One central question remains whether nations can make stable agreements on advanced AI without requiring perfect visibility, verification, or trust — a challenge that makes nuclear arms control look straightforward by comparison. Another central question is whether it would be in a country’s interests to actually do so. Unfortunately we don’t have answers to either of these questions.
What we do know is that rather than seeking direct parallels from AI to nuclear deterrence, policymakers may need to develop novel frameworks specifically tailored to the unique characteristics of advanced AI systems.
Urgent research is still needed.
---
Acknowledgements: Thanks to Oliver Guest, Onni Aarne, and Liam Patell for review and contributions.
1 See Altman’s “Three Observations” (OpenAI), Amodei’s “Machines of Loving Grace” (Anthropic), or this interview with Demis Hassabis (Google DeepMind).
2 See Ben Buchanan’s discussion with Ezra Klein, former OpenAI policy lead Miles Brundage’s Substack, or Metaculus’s aggregated forecast.
3 The paper is more general and speaks of rival countries generally without specifying the US or China in particular.

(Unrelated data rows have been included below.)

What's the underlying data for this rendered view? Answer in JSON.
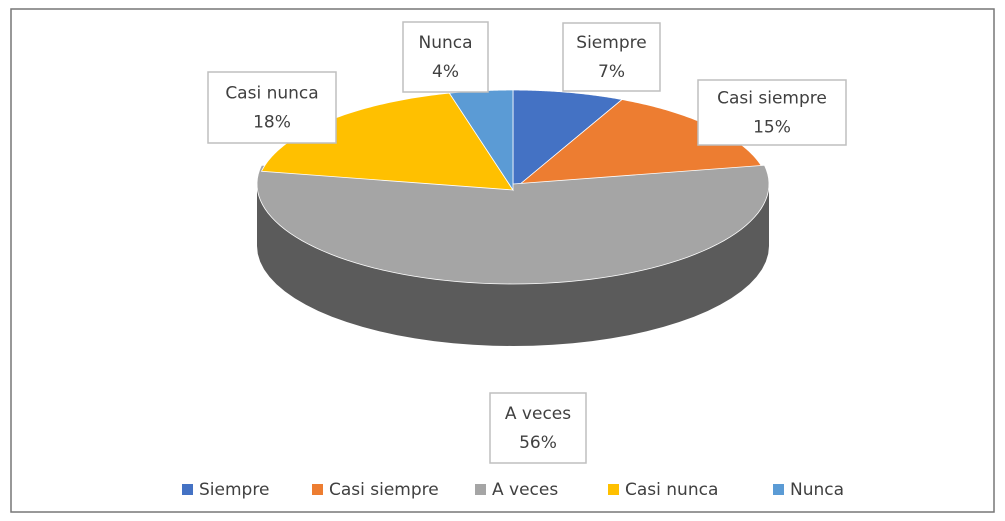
{
  "chart_data": {
    "type": "pie",
    "categories": [
      "Siempre",
      "Casi siempre",
      "A veces",
      "Casi nunca",
      "Nunca"
    ],
    "values": [
      7,
      15,
      56,
      18,
      4
    ],
    "value_labels": [
      "7%",
      "15%",
      "56%",
      "18%",
      "4%"
    ],
    "colors": [
      "#4472c4",
      "#ed7d31",
      "#a5a5a5",
      "#ffc000",
      "#5b9bd5"
    ],
    "legend": "bottom"
  }
}
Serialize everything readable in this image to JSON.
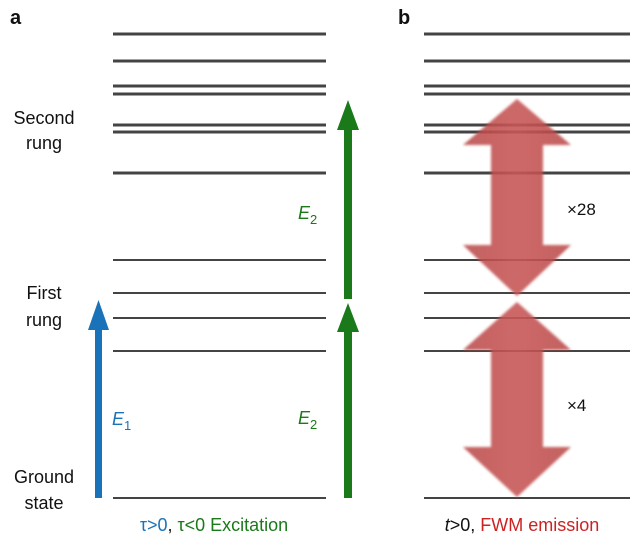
{
  "panel_a": {
    "label": "a",
    "side_labels": {
      "second_rung": [
        "Second",
        "rung"
      ],
      "first_rung": [
        "First",
        "rung"
      ],
      "ground_state": [
        "Ground",
        "state"
      ]
    },
    "arrow_e1": {
      "symbol": "E",
      "subscript": "1",
      "color": "#1a73b8"
    },
    "arrow_e2_lower": {
      "symbol": "E",
      "subscript": "2",
      "color": "#1a7a1a"
    },
    "arrow_e2_upper": {
      "symbol": "E",
      "subscript": "2",
      "color": "#1a7a1a"
    },
    "caption": {
      "part1": "τ>0",
      "comma": ", ",
      "part2": "τ<0 Excitation",
      "color1": "#1a73b8",
      "color2": "#1a7a1a"
    }
  },
  "panel_b": {
    "label": "b",
    "upper_factor": "×28",
    "lower_factor": "×4",
    "arrow_color": "#b83a3a",
    "caption": {
      "part1": "t>0",
      "comma": ", ",
      "part2": "FWM emission",
      "color2": "#cc2222"
    }
  }
}
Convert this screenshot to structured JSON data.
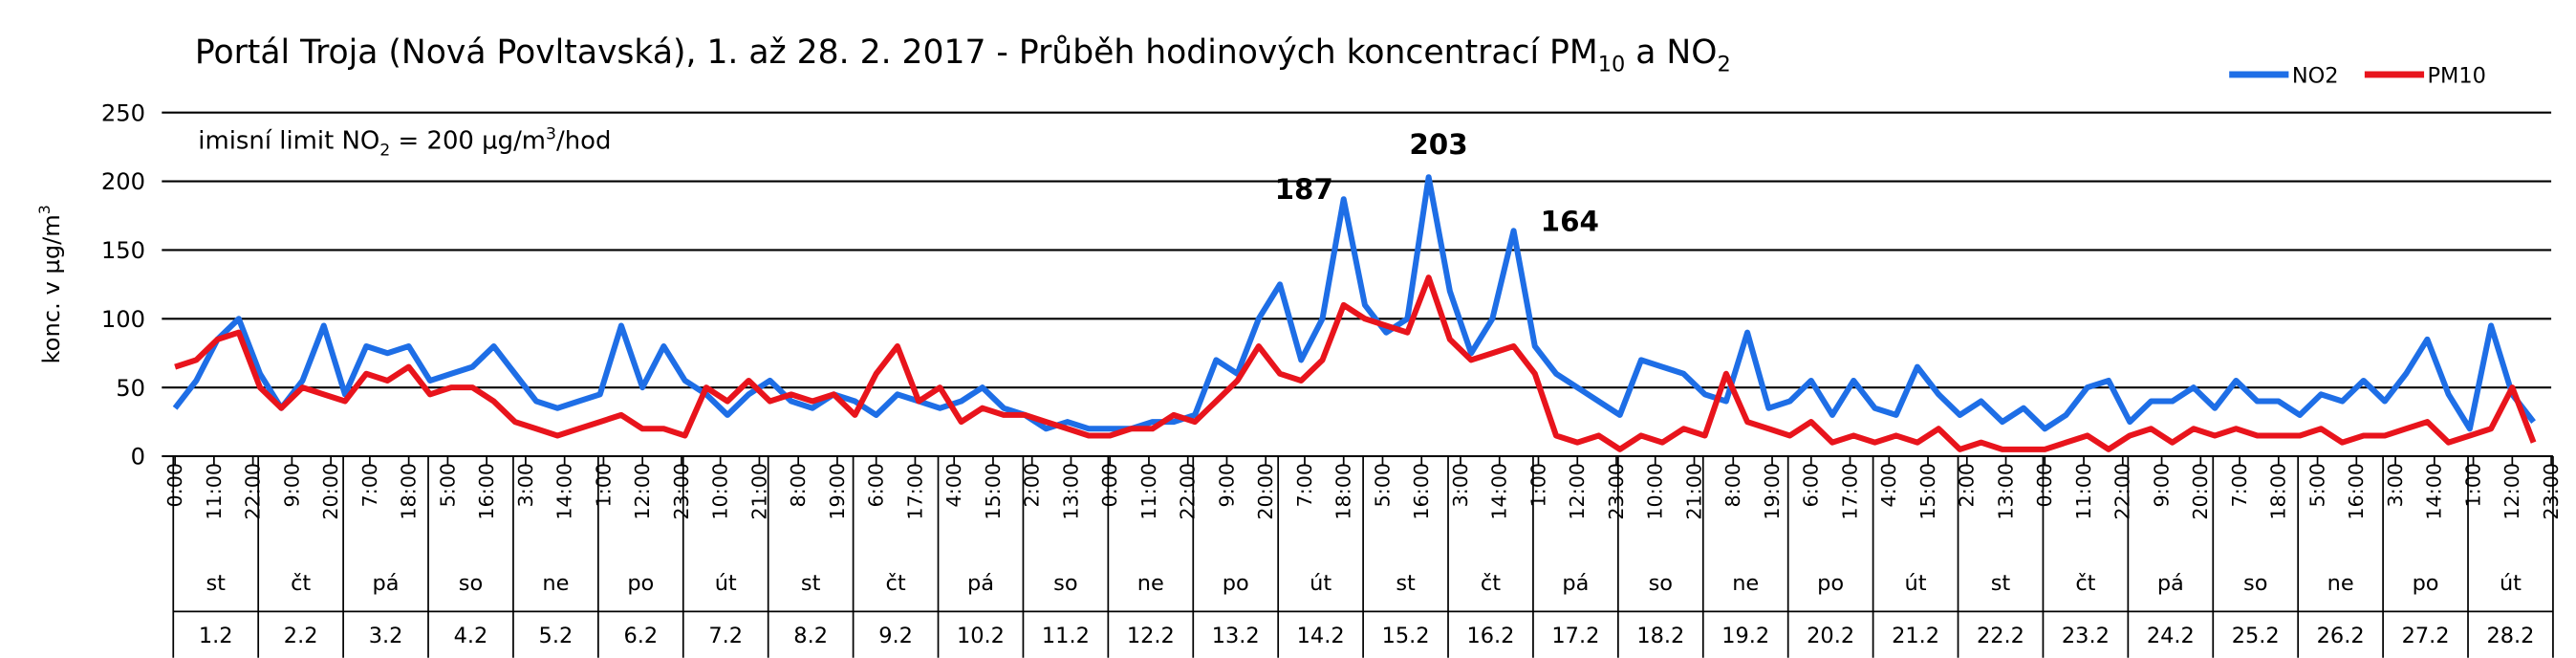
{
  "chart_data": {
    "type": "line",
    "title": [
      "Portál Troja  (Nová Povltavská), 1. až 28. 2. 2017 - Průběh hodinových koncentrací PM",
      "10",
      " a NO",
      "2"
    ],
    "ylabel": [
      "konc. v µg/m",
      "3"
    ],
    "note": [
      "imisní limit NO",
      "2",
      " = 200 µg/m",
      "3",
      "/hod"
    ],
    "legend": "upper right",
    "grid": true,
    "ylim": [
      0,
      250
    ],
    "yticks": [
      0,
      50,
      100,
      150,
      200,
      250
    ],
    "xlim": [
      0,
      671
    ],
    "xticks": [
      {
        "value": 0,
        "label": "0:00"
      },
      {
        "value": 11,
        "label": "11:00"
      },
      {
        "value": 22,
        "label": "22:00"
      },
      {
        "value": 33,
        "label": "9:00"
      },
      {
        "value": 44,
        "label": "20:00"
      },
      {
        "value": 55,
        "label": "7:00"
      },
      {
        "value": 66,
        "label": "18:00"
      },
      {
        "value": 77,
        "label": "5:00"
      },
      {
        "value": 88,
        "label": "16:00"
      },
      {
        "value": 99,
        "label": "3:00"
      },
      {
        "value": 110,
        "label": "14:00"
      },
      {
        "value": 121,
        "label": "1:00"
      },
      {
        "value": 132,
        "label": "12:00"
      },
      {
        "value": 143,
        "label": "23:00"
      },
      {
        "value": 154,
        "label": "10:00"
      },
      {
        "value": 165,
        "label": "21:00"
      },
      {
        "value": 176,
        "label": "8:00"
      },
      {
        "value": 187,
        "label": "19:00"
      },
      {
        "value": 198,
        "label": "6:00"
      },
      {
        "value": 209,
        "label": "17:00"
      },
      {
        "value": 220,
        "label": "4:00"
      },
      {
        "value": 231,
        "label": "15:00"
      },
      {
        "value": 242,
        "label": "2:00"
      },
      {
        "value": 253,
        "label": "13:00"
      },
      {
        "value": 264,
        "label": "0:00"
      },
      {
        "value": 275,
        "label": "11:00"
      },
      {
        "value": 286,
        "label": "22:00"
      },
      {
        "value": 297,
        "label": "9:00"
      },
      {
        "value": 308,
        "label": "20:00"
      },
      {
        "value": 319,
        "label": "7:00"
      },
      {
        "value": 330,
        "label": "18:00"
      },
      {
        "value": 341,
        "label": "5:00"
      },
      {
        "value": 352,
        "label": "16:00"
      },
      {
        "value": 363,
        "label": "3:00"
      },
      {
        "value": 374,
        "label": "14:00"
      },
      {
        "value": 385,
        "label": "1:00"
      },
      {
        "value": 396,
        "label": "12:00"
      },
      {
        "value": 407,
        "label": "23:00"
      },
      {
        "value": 418,
        "label": "10:00"
      },
      {
        "value": 429,
        "label": "21:00"
      },
      {
        "value": 440,
        "label": "8:00"
      },
      {
        "value": 451,
        "label": "19:00"
      },
      {
        "value": 462,
        "label": "6:00"
      },
      {
        "value": 473,
        "label": "17:00"
      },
      {
        "value": 484,
        "label": "4:00"
      },
      {
        "value": 495,
        "label": "15:00"
      },
      {
        "value": 506,
        "label": "2:00"
      },
      {
        "value": 517,
        "label": "13:00"
      },
      {
        "value": 528,
        "label": "0:00"
      },
      {
        "value": 539,
        "label": "11:00"
      },
      {
        "value": 550,
        "label": "22:00"
      },
      {
        "value": 561,
        "label": "9:00"
      },
      {
        "value": 572,
        "label": "20:00"
      },
      {
        "value": 583,
        "label": "7:00"
      },
      {
        "value": 594,
        "label": "18:00"
      },
      {
        "value": 605,
        "label": "5:00"
      },
      {
        "value": 616,
        "label": "16:00"
      },
      {
        "value": 627,
        "label": "3:00"
      },
      {
        "value": 638,
        "label": "14:00"
      },
      {
        "value": 649,
        "label": "1:00"
      },
      {
        "value": 660,
        "label": "12:00"
      },
      {
        "value": 671,
        "label": "23:00"
      }
    ],
    "days": [
      {
        "weekday": "st",
        "date": "1.2"
      },
      {
        "weekday": "čt",
        "date": "2.2"
      },
      {
        "weekday": "pá",
        "date": "3.2"
      },
      {
        "weekday": "so",
        "date": "4.2"
      },
      {
        "weekday": "ne",
        "date": "5.2"
      },
      {
        "weekday": "po",
        "date": "6.2"
      },
      {
        "weekday": "út",
        "date": "7.2"
      },
      {
        "weekday": "st",
        "date": "8.2"
      },
      {
        "weekday": "čt",
        "date": "9.2"
      },
      {
        "weekday": "pá",
        "date": "10.2"
      },
      {
        "weekday": "so",
        "date": "11.2"
      },
      {
        "weekday": "ne",
        "date": "12.2"
      },
      {
        "weekday": "po",
        "date": "13.2"
      },
      {
        "weekday": "út",
        "date": "14.2"
      },
      {
        "weekday": "st",
        "date": "15.2"
      },
      {
        "weekday": "čt",
        "date": "16.2"
      },
      {
        "weekday": "pá",
        "date": "17.2"
      },
      {
        "weekday": "so",
        "date": "18.2"
      },
      {
        "weekday": "ne",
        "date": "19.2"
      },
      {
        "weekday": "po",
        "date": "20.2"
      },
      {
        "weekday": "út",
        "date": "21.2"
      },
      {
        "weekday": "st",
        "date": "22.2"
      },
      {
        "weekday": "čt",
        "date": "23.2"
      },
      {
        "weekday": "pá",
        "date": "24.2"
      },
      {
        "weekday": "so",
        "date": "25.2"
      },
      {
        "weekday": "ne",
        "date": "26.2"
      },
      {
        "weekday": "po",
        "date": "27.2"
      },
      {
        "weekday": "út",
        "date": "28.2"
      }
    ],
    "x": [
      0,
      6,
      12,
      18,
      24,
      30,
      36,
      42,
      48,
      54,
      60,
      66,
      72,
      78,
      84,
      90,
      96,
      102,
      108,
      114,
      120,
      126,
      132,
      138,
      144,
      150,
      156,
      162,
      168,
      174,
      180,
      186,
      192,
      198,
      204,
      210,
      216,
      222,
      228,
      234,
      240,
      246,
      252,
      258,
      264,
      270,
      276,
      282,
      288,
      294,
      300,
      306,
      312,
      318,
      324,
      330,
      336,
      342,
      348,
      354,
      360,
      366,
      372,
      378,
      384,
      390,
      396,
      402,
      408,
      414,
      420,
      426,
      432,
      438,
      444,
      450,
      456,
      462,
      468,
      474,
      480,
      486,
      492,
      498,
      504,
      510,
      516,
      522,
      528,
      534,
      540,
      546,
      552,
      558,
      564,
      570,
      576,
      582,
      588,
      594,
      600,
      606,
      612,
      618,
      624,
      630,
      636,
      642,
      648,
      654,
      660,
      666
    ],
    "series": [
      {
        "name": "NO2",
        "color": "#1e6ee6",
        "values": [
          35,
          55,
          85,
          100,
          60,
          35,
          55,
          95,
          45,
          80,
          75,
          80,
          55,
          60,
          65,
          80,
          60,
          40,
          35,
          40,
          45,
          95,
          50,
          80,
          55,
          45,
          30,
          45,
          55,
          40,
          35,
          45,
          40,
          30,
          45,
          40,
          35,
          40,
          50,
          35,
          30,
          20,
          25,
          20,
          20,
          20,
          25,
          25,
          30,
          70,
          60,
          100,
          125,
          70,
          100,
          187,
          110,
          90,
          100,
          203,
          120,
          75,
          100,
          164,
          80,
          60,
          50,
          40,
          30,
          70,
          65,
          60,
          45,
          40,
          90,
          35,
          40,
          55,
          30,
          55,
          35,
          30,
          65,
          45,
          30,
          40,
          25,
          35,
          20,
          30,
          50,
          55,
          25,
          40,
          40,
          50,
          35,
          55,
          40,
          40,
          30,
          45,
          40,
          55,
          40,
          60,
          85,
          45,
          20,
          95,
          45,
          25
        ],
        "value_labels": [
          null,
          null,
          null,
          null,
          null,
          null,
          null,
          null,
          null,
          null,
          null,
          null,
          null,
          null,
          null,
          null,
          null,
          null,
          null,
          null,
          null,
          null,
          null,
          null,
          null,
          null,
          null,
          null,
          null,
          null,
          null,
          null,
          null,
          null,
          null,
          null,
          null,
          null,
          null,
          null,
          null,
          null,
          null,
          null,
          null,
          null,
          null,
          null,
          null,
          null,
          null,
          null,
          null,
          null,
          null,
          "187",
          null,
          null,
          null,
          "203",
          null,
          null,
          null,
          "164",
          null,
          null,
          null,
          null,
          null,
          null,
          null,
          null,
          null,
          null,
          null,
          null,
          null,
          null,
          null,
          null,
          null,
          null,
          null,
          null,
          null,
          null,
          null,
          null,
          null,
          null,
          null,
          null,
          null,
          null,
          null,
          null,
          null,
          null,
          null,
          null,
          null,
          null,
          null,
          null,
          null,
          null,
          null,
          null,
          null,
          null,
          null,
          null
        ]
      },
      {
        "name": "PM10",
        "color": "#e8141c",
        "values": [
          65,
          70,
          85,
          90,
          50,
          35,
          50,
          45,
          40,
          60,
          55,
          65,
          45,
          50,
          50,
          40,
          25,
          20,
          15,
          20,
          25,
          30,
          20,
          20,
          15,
          50,
          40,
          55,
          40,
          45,
          40,
          45,
          30,
          60,
          80,
          40,
          50,
          25,
          35,
          30,
          30,
          25,
          20,
          15,
          15,
          20,
          20,
          30,
          25,
          40,
          55,
          80,
          60,
          55,
          70,
          110,
          100,
          95,
          90,
          130,
          85,
          70,
          75,
          80,
          60,
          15,
          10,
          15,
          5,
          15,
          10,
          20,
          15,
          60,
          25,
          20,
          15,
          25,
          10,
          15,
          10,
          15,
          10,
          20,
          5,
          10,
          5,
          5,
          5,
          10,
          15,
          5,
          15,
          20,
          10,
          20,
          15,
          20,
          15,
          15,
          15,
          20,
          10,
          15,
          15,
          20,
          25,
          10,
          15,
          20,
          50,
          10
        ]
      }
    ]
  }
}
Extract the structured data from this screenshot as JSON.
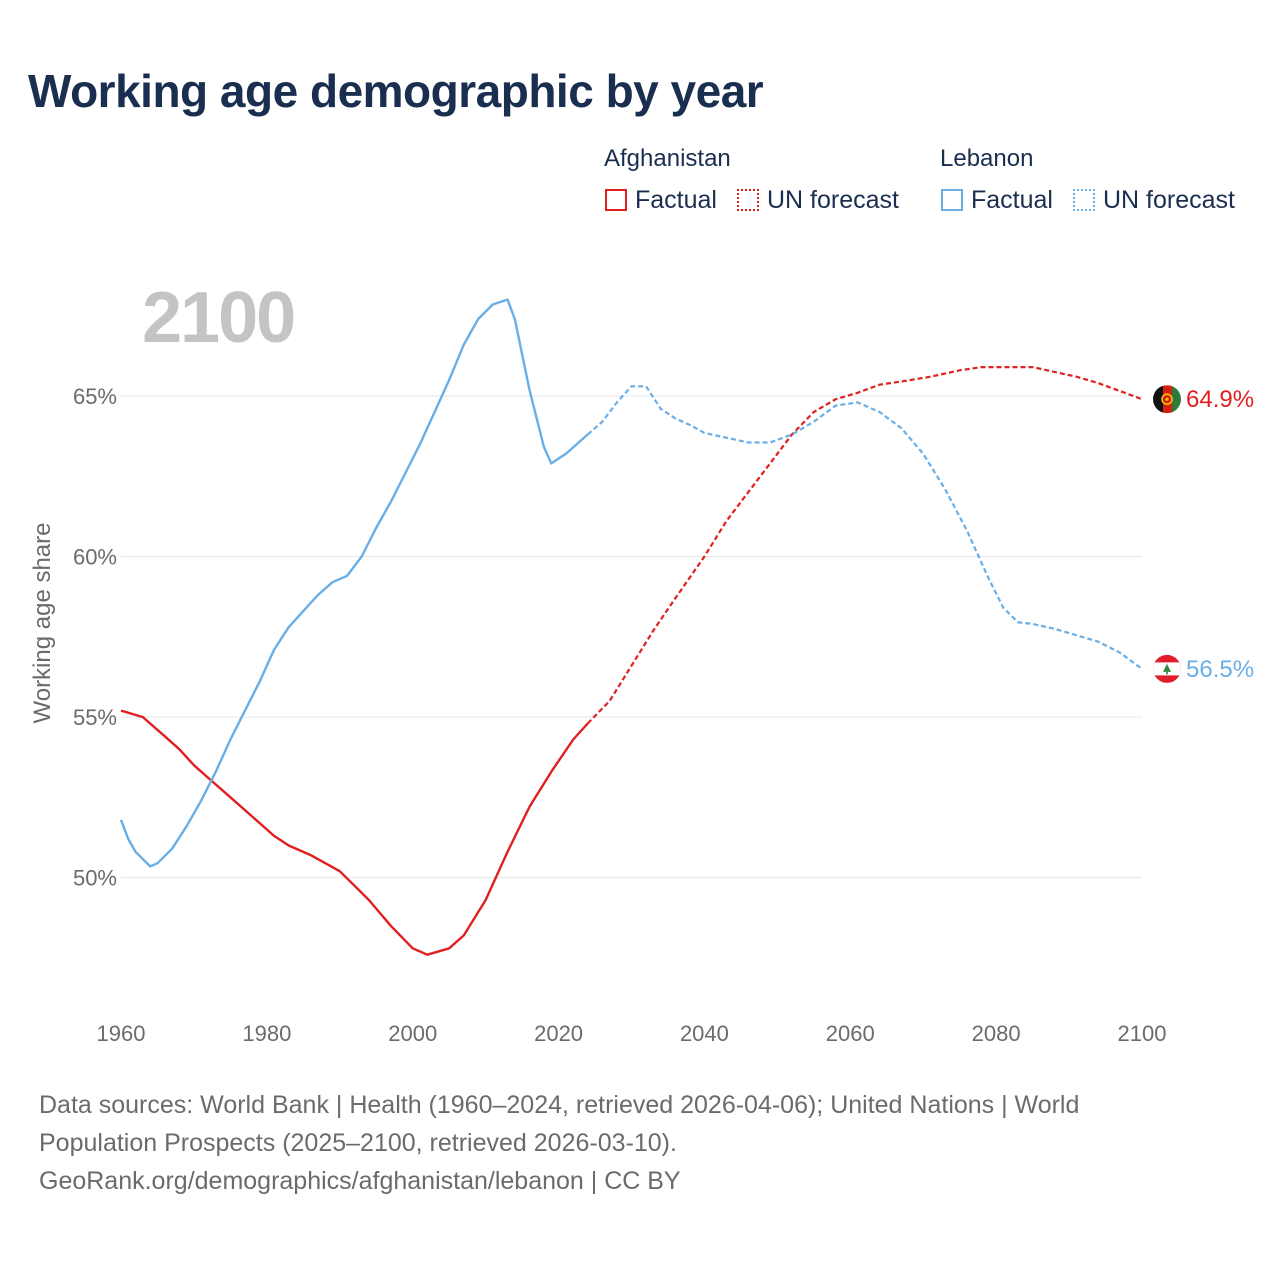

But to make this more clear and easier to reason about, we’re assuming in this article a default path where the US is leading in AI and China is incentivized to use MAIM dynamics. But if the US were no longer the leader, a lot of the same logic could still apply.
4 Or at least if your enemies are among the official nuclear-weapon states under the terms of the Treaty on the Non-Proliferation of Nuclear Weapons. Otherwise it is the building of nuclear weapons that constitutes a red line. But luckily this line is also quite clear and visible, unlike some potential forms of advanced AI development.
5 Some of these points build on “Seeking Stability in the Competition for AI Advantage” by Iskander Rehman, Karl P. Mueller, and Michael J. Mazarr. We are grateful for their work.